The plaintiffs, who are suing for themselves and on behalf of seven million other Nigerians want INEC to be compelled to “complete the registration process, so that they can obtain their permanent voter cards (PVCs), and exercise their right to vote.”
INEC recently disclosed that out of 10,487,972 Nigerians who carried out their pre-registration online, only 3,444,378 completed the process at a physical centre. This represents just 32.8 percent of completed online registration.
But in the suit number FHC/ABJ/CS/1662/2022 filed last Friday at the Federal High Court, Abuja, the Plaintiffs are seeking “an order of mandamus to direct and compel INEC to re-activate its continuous voters registration exercise to allow the Plaintiffs to complete their registration and collect their Permanent Voters’ Cards (PVCs).”

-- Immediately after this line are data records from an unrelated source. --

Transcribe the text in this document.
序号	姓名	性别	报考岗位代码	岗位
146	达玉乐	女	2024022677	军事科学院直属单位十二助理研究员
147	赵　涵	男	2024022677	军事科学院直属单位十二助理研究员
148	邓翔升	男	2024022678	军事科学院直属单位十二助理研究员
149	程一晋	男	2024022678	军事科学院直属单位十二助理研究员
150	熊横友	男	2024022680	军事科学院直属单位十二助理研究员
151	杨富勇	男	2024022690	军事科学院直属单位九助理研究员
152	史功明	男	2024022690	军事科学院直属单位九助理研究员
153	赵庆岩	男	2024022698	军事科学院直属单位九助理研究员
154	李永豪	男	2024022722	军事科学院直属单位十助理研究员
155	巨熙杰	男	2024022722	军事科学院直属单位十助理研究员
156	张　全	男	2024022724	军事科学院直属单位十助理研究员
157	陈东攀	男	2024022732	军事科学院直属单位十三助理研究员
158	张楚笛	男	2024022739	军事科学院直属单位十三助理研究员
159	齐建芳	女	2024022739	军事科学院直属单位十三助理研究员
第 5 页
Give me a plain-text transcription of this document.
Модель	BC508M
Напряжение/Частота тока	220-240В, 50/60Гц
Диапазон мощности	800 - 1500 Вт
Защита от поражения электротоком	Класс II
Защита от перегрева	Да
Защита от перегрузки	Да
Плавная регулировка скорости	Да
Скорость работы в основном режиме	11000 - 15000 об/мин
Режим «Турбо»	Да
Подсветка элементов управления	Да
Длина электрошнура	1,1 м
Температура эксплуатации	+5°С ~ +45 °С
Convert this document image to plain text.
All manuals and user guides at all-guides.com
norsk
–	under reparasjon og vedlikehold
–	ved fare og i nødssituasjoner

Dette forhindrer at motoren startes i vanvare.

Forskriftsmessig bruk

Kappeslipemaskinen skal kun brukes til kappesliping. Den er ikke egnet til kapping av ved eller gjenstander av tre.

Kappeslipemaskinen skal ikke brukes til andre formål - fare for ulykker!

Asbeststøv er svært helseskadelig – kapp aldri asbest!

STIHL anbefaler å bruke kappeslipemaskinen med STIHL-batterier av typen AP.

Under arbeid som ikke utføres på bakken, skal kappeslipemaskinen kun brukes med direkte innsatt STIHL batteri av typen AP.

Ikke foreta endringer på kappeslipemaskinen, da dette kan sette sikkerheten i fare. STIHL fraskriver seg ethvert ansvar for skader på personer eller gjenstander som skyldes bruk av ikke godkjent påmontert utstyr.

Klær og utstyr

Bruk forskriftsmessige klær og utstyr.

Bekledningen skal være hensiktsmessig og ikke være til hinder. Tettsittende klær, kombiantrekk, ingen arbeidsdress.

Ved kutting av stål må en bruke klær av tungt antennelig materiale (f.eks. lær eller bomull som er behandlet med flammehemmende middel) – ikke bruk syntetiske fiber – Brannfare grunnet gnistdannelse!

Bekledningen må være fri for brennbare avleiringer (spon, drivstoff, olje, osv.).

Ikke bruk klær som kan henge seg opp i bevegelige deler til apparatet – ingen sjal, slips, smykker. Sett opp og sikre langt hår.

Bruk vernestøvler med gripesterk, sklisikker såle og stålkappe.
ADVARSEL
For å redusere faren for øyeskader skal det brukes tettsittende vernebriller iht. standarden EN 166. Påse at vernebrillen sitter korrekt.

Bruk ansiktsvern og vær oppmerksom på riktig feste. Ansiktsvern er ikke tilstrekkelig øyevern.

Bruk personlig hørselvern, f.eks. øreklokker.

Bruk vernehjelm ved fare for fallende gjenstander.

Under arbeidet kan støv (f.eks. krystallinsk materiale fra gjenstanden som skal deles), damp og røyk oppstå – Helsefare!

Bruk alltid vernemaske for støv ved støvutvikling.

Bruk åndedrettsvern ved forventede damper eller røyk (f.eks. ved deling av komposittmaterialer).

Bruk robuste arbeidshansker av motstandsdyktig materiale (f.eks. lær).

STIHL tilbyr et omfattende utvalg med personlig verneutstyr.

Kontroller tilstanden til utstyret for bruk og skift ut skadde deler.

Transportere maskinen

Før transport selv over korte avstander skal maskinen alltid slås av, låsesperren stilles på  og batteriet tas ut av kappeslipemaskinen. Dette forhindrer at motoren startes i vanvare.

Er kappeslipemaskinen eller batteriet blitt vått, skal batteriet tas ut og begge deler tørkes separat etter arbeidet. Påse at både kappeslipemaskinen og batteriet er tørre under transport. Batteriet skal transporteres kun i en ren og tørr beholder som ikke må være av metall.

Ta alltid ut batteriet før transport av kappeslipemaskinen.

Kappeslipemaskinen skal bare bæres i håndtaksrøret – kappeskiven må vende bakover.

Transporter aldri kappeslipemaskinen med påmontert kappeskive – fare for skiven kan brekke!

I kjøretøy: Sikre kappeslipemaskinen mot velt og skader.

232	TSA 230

The suit filed on behalf of the plaintiffs by lawyers to Socio-Economic Rights and Accountability Project (SERAP), Kolawole Oluwadare and Ms Adelanke Aremo, read in part: “Closing the gates on eligible Nigerians cannot preserve trust in the electoral process. According to reports, the inability of Nigerians to complete their voters registration exercise or even transfer their permanent voters’ card, affected wide spectrums of persons, hence this class action by the identified plaintiffs on behalf of other affected Nigerians.”
The plaintiffs are also seeking “an order of mandamus to direct and compel INEC to provide adequate facilities and deploy personnel to the registration units of the Plaintiffs to enable them complete their registration and collect their PVCs.”